Ten percent to 15% of clavicle fractures involve the lateral aspect, with the remainder representing medial fractures (5%).
Anatomy
The clavicle is the first bone to ossify; this occurs by intramembranous ossification.
The secondary centers develop via endochondral ossification:
The medial epiphysis, where 80% of growth occurs, ossifies at ages 12 to 19 years and fuses by ages 22 to 25 years (last bone to fuse).
The lateral epiphysis does not ossify until it fuses at age 19 years.
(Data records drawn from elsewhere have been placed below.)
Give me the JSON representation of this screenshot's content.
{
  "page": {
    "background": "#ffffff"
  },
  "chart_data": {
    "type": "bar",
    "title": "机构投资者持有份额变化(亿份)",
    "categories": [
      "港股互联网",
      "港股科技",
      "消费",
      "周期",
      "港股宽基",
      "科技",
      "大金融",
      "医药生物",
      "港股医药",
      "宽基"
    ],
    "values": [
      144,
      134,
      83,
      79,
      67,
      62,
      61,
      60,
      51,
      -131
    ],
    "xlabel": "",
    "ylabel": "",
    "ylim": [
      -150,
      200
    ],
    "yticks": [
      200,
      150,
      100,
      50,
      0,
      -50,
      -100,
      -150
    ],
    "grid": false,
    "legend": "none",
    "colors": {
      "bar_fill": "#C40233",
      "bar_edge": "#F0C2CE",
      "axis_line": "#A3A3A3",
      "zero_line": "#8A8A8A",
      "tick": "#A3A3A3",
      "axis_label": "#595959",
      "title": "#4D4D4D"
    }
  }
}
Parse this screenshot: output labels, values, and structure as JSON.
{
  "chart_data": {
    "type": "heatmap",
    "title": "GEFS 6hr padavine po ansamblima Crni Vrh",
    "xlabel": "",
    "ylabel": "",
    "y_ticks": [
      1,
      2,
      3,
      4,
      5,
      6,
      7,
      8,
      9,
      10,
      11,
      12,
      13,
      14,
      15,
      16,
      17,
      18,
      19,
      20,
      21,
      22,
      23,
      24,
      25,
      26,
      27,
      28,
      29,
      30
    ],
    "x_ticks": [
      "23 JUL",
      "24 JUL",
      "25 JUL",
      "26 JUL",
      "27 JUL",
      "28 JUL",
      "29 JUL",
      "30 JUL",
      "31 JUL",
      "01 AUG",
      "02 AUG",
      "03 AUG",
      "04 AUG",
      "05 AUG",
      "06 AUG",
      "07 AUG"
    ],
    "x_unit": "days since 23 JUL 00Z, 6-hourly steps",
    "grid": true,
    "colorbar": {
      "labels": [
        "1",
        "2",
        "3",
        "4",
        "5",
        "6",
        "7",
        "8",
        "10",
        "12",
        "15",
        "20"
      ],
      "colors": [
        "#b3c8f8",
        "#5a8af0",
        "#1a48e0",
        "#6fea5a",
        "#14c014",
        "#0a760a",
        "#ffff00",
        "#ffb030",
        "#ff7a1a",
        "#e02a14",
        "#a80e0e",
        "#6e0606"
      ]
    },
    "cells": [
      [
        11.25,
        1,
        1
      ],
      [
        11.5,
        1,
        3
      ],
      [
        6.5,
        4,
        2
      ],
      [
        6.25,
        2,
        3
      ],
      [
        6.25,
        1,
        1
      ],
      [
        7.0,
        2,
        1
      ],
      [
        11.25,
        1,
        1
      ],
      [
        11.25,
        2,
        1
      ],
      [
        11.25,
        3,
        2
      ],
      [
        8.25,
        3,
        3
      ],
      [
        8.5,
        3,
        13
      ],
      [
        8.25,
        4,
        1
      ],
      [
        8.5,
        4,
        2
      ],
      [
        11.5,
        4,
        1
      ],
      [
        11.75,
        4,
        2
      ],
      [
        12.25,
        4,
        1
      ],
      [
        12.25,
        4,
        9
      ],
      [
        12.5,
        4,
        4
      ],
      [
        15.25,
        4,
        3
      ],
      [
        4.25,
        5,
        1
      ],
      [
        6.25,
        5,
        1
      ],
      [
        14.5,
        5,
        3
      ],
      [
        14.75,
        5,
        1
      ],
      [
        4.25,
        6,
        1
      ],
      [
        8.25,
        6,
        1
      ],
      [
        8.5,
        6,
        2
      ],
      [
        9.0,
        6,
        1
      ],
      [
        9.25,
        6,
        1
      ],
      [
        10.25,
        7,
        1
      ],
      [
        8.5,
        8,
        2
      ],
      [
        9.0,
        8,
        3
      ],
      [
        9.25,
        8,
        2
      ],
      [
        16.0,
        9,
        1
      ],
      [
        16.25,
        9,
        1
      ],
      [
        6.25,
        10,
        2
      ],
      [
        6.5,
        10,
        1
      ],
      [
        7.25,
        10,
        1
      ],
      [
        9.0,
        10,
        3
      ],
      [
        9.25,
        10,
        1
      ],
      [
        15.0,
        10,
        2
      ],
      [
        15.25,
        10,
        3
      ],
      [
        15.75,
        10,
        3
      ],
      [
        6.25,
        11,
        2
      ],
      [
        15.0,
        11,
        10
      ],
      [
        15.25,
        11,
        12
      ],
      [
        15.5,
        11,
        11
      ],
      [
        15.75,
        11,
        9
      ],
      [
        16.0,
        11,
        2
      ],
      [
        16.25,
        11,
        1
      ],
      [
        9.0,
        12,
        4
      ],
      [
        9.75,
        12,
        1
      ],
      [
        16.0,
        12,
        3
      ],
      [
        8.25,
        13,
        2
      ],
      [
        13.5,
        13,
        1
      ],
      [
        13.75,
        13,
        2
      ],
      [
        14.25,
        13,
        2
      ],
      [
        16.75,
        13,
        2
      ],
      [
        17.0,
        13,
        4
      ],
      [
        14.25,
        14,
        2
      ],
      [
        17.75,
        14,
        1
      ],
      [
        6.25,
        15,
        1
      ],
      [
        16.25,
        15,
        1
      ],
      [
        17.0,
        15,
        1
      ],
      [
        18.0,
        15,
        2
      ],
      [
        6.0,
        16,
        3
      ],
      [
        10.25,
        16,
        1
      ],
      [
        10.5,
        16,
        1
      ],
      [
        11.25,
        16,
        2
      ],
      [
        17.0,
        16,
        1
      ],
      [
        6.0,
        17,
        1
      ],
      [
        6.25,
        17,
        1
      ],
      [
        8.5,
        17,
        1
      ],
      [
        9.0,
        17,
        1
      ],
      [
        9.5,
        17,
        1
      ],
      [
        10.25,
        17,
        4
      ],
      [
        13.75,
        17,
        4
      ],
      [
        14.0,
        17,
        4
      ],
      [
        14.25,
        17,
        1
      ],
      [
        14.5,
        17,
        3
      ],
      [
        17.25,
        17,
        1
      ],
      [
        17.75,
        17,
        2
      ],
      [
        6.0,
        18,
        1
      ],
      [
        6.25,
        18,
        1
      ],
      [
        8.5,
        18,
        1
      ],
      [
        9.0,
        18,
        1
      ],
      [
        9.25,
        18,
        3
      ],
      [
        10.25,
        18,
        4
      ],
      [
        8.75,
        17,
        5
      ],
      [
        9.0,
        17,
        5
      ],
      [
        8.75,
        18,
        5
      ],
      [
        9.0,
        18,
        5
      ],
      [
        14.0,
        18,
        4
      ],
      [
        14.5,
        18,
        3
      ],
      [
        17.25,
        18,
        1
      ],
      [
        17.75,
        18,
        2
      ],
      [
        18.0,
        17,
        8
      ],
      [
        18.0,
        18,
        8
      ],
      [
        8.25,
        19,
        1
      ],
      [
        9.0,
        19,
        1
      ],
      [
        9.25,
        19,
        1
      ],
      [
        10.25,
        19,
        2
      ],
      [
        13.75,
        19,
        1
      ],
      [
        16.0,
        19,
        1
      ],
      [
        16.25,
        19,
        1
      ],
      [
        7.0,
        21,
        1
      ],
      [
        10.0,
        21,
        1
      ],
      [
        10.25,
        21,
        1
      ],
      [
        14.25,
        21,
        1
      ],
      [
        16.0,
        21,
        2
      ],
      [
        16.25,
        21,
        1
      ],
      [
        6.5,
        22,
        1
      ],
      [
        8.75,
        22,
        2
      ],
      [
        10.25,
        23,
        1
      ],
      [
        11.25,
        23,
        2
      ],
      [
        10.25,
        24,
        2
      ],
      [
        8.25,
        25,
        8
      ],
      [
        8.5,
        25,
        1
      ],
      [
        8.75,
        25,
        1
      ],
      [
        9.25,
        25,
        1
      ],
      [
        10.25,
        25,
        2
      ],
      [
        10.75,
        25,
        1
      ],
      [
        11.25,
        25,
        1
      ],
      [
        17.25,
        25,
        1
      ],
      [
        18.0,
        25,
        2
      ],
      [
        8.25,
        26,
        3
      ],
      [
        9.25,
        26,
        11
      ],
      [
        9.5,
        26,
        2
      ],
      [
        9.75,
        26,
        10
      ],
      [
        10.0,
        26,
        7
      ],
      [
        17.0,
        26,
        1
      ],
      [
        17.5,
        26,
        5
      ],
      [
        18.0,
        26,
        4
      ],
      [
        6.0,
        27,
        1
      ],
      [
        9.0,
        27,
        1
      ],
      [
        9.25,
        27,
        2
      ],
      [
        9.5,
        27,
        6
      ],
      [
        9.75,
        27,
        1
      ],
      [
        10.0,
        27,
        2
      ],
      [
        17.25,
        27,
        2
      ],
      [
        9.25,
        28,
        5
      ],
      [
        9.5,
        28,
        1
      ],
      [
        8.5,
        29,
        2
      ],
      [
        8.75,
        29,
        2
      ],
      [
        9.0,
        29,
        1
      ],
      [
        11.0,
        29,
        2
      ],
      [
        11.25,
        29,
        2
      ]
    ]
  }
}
Clavicular range of motion involves rotation about its long axis (approximately 50 degrees) accompanied by elevation of 30 degrees with full shoulder abduction and 35 degrees of anterior-posterior angulation with shoulder protraction and retraction.
The periosteal sleeve always remains in the anatomic position. Th erefore, remodeling is ensured.
Mechanism of Injury
Indirect: Fall onto an outstretched hand.
Direct: This is the most common mechanism, resulting from direct trauma to the clavicle or acromion; it carries the highest incidence of injury to the underlying neurovascular and pulmonary structures.
Birth injury: Occurs during delivery of the shoulders through a narrow pelvis with direct pressure from the symphysis pubis or from obstetric pressure directly applied to the clavicle during delivery.
Medial clavicle fractures or dislocations usually represent Salter-Harris type I or II fractures. True sternoclavicular joint dislocations are rare. The inferomedial periosteal sleeve remains intact and provides a scaffold for remodeling. Because 80% of the growth occurs at the medial physis, there is great potential for remodeling.
Lateral clavicle fractures occur as a result of direct trauma to the acromion. The coracoclavicular ligaments always remain intact and are attached to the inferior periosteal tube. The acromioclavicular ligament is always intact and is attached to the distal fragment.
Clinical Evaluation
Birth fractures of the clavicle are usually obvious, with an asymmetric, palpable mass overlying the fractured clavicle. An asymmetric Moro reflex is usually present. Nonobvious injuries may be misdiagnosed as congenital muscular torticollis because the patient will often turn his or her head toward the fracture to relax the sternocleidomastoid muscle.
Children with clavicle fractures typically present with a painful, palpable mass along the clavicle. Tenderness is usually discrete over the site of injury, but it may be diffuse in cases of plastic bowing. There may be tenting of the skin, crepitus, and ecchymosis.
Neurovascular status must be carefully evaluated because injuries to the brachial plexus and upper extremity vasculature may occur. Rule out brachial plexus palsy.
Pulmonary status must be assessed, especially if direct trauma is the mechanism of injury. Medial clavicular fractures may be associated with tracheal compression, especially with severe posterior displacement.
Differential diagnosis
Cleidocranial dysostosis: This defect in intramembranous ossification, most commonly affecting the clavicle, is characterized by absence of the distal end of the clavicle, a central defect, or complete absence of the clavicle. Treatment is symptomatic only.
Congenital pseudarthrosis: This most commonly occurs at the junction of the middle and distal thirds of the right clavicle, with smooth, pointed bone ends. Pseudarthrosis of the left clavicle is
found only in patients with dextrocardia. Patients present with no antecedent history of trauma, only a palpable bump. Treatment is supportive only, with bone grafting and intramedullary fixation reserved for symptomatic cases.